The increasing demand for Internet-based video and Internet-protocol television (IPTV) has driven the need for efficient and robust networking systems. To meet the bandwidth and quality-of-service (QoS) demands of broadcasting video over the Internet, network developers often rely on multicasting technologies. One particularly useful network technology for simultaneously broadcasting video to a number of consumers is the point-to-multipoint (P2MP) extension of the resource reservation traffic engineering (RSVP-TE) protocol.
P2MP RSVP-TE provides a number of features that are useful in Internet video distribution and IPTV. For example, P2MP RSVP-TE may guarantee QoS through resource reservation, and P2MP RSVP-TE label-switched paths (LSPs) may be explicitly routed for optimal resource usage. Furthermore, P2MP RSVP-TE provides various resilience procedures, such as global repair.

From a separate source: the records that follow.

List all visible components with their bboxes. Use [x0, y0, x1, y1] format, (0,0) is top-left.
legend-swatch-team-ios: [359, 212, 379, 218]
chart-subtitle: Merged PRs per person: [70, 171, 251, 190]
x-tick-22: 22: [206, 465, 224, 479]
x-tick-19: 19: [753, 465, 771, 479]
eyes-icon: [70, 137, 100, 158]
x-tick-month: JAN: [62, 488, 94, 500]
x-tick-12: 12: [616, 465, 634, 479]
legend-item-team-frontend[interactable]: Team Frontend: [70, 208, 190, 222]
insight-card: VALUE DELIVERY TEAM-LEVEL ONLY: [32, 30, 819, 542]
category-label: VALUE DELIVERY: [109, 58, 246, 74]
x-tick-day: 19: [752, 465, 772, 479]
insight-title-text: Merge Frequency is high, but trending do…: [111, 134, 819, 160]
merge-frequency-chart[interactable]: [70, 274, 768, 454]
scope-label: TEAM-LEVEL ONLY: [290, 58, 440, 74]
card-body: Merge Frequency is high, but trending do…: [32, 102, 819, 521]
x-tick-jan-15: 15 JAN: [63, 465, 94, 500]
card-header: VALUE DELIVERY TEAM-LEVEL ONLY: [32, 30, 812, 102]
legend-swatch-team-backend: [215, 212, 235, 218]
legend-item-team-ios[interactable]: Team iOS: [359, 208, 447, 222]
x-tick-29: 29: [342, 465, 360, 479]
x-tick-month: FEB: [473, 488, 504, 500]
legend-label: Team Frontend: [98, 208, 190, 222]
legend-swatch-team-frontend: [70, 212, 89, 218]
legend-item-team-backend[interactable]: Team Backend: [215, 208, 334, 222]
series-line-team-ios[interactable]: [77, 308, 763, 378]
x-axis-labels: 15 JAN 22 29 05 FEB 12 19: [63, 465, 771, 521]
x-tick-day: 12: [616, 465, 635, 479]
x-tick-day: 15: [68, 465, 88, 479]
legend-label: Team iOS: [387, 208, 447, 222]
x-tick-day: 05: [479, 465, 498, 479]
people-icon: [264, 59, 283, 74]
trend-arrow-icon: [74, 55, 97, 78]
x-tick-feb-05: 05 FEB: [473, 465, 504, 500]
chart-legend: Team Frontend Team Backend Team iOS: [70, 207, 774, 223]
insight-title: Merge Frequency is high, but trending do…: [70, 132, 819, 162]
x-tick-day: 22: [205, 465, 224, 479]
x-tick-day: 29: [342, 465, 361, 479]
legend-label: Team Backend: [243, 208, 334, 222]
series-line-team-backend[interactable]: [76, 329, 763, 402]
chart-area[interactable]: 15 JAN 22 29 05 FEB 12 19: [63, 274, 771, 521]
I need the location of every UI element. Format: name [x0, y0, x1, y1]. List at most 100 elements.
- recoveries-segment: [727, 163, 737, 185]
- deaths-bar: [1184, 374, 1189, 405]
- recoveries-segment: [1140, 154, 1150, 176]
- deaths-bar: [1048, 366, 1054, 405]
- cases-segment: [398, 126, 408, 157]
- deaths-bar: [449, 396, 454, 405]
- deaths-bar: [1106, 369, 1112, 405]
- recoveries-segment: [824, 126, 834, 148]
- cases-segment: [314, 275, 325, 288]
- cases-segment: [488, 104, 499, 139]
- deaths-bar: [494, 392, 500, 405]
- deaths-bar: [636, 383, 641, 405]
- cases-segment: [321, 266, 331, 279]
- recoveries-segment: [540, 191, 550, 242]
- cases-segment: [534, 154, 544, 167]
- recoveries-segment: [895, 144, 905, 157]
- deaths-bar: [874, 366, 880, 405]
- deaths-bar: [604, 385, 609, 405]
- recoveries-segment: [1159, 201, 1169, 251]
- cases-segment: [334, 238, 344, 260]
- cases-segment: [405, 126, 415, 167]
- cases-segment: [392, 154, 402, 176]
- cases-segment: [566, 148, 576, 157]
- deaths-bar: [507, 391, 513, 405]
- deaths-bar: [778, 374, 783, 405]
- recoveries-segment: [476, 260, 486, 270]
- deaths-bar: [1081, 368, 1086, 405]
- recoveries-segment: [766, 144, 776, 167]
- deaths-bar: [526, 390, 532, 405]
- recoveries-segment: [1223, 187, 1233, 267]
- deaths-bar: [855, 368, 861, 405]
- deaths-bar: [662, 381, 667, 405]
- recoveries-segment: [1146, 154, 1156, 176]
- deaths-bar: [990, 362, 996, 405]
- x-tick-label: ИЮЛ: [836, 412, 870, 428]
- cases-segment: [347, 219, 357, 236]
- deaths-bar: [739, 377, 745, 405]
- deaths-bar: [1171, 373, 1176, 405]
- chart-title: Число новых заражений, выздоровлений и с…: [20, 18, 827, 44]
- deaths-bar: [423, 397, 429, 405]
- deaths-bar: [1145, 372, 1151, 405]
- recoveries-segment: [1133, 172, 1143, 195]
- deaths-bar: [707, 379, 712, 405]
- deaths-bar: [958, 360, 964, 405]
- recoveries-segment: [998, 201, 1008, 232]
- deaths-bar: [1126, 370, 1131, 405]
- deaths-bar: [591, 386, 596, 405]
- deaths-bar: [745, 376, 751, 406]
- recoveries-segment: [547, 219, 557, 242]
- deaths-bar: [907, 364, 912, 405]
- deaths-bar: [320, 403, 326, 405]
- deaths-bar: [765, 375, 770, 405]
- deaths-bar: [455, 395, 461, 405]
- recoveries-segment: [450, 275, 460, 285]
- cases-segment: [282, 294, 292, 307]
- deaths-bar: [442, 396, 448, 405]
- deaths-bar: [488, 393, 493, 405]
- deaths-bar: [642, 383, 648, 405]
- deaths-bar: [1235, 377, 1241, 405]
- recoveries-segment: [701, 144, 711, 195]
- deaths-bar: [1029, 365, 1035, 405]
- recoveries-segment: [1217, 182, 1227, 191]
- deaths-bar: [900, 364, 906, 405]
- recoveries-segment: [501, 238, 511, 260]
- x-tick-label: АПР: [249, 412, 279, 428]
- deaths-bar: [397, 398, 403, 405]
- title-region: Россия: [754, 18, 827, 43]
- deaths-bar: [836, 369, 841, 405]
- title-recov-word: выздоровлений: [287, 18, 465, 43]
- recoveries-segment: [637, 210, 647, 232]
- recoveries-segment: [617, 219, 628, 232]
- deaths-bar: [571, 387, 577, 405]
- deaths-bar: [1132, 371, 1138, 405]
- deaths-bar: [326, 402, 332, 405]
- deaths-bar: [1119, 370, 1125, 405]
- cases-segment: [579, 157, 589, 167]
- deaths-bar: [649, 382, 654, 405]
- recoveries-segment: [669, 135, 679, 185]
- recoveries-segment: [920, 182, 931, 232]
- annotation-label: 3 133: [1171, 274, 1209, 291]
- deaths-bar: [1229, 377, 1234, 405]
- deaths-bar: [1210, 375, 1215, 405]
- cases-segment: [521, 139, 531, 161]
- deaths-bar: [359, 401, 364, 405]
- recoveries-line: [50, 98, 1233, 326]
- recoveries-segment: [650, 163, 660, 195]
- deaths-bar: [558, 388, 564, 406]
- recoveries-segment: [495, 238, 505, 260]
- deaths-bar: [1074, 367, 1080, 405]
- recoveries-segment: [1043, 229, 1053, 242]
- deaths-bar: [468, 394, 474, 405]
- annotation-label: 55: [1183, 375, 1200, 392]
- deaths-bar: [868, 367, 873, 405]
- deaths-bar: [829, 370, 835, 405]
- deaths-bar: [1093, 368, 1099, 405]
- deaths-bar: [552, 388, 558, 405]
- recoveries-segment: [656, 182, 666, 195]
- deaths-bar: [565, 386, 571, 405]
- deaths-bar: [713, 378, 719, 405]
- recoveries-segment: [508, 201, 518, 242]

Unfortunately, P2MP RSVP-TE global repair typically involves re-signaling every branch in a P2MP tree, which may place a significant load on an ingress router that is coordinating the global repair. As a result, P2MP LSPs may not utilize many of the features available to point-to-point (P2P) LSPs, such as auto-bandwidth adjustment and secondary LSP provisioning. Furthermore, the global repair procedures of RSVP-TE may make a fast reroute (FRR) event for P2MP LSPs much more expensive than an FRR event for P2P LSPs. What is needed, therefore, is a more efficient and effective mechanism for reconfiguring P2MP LSP trees.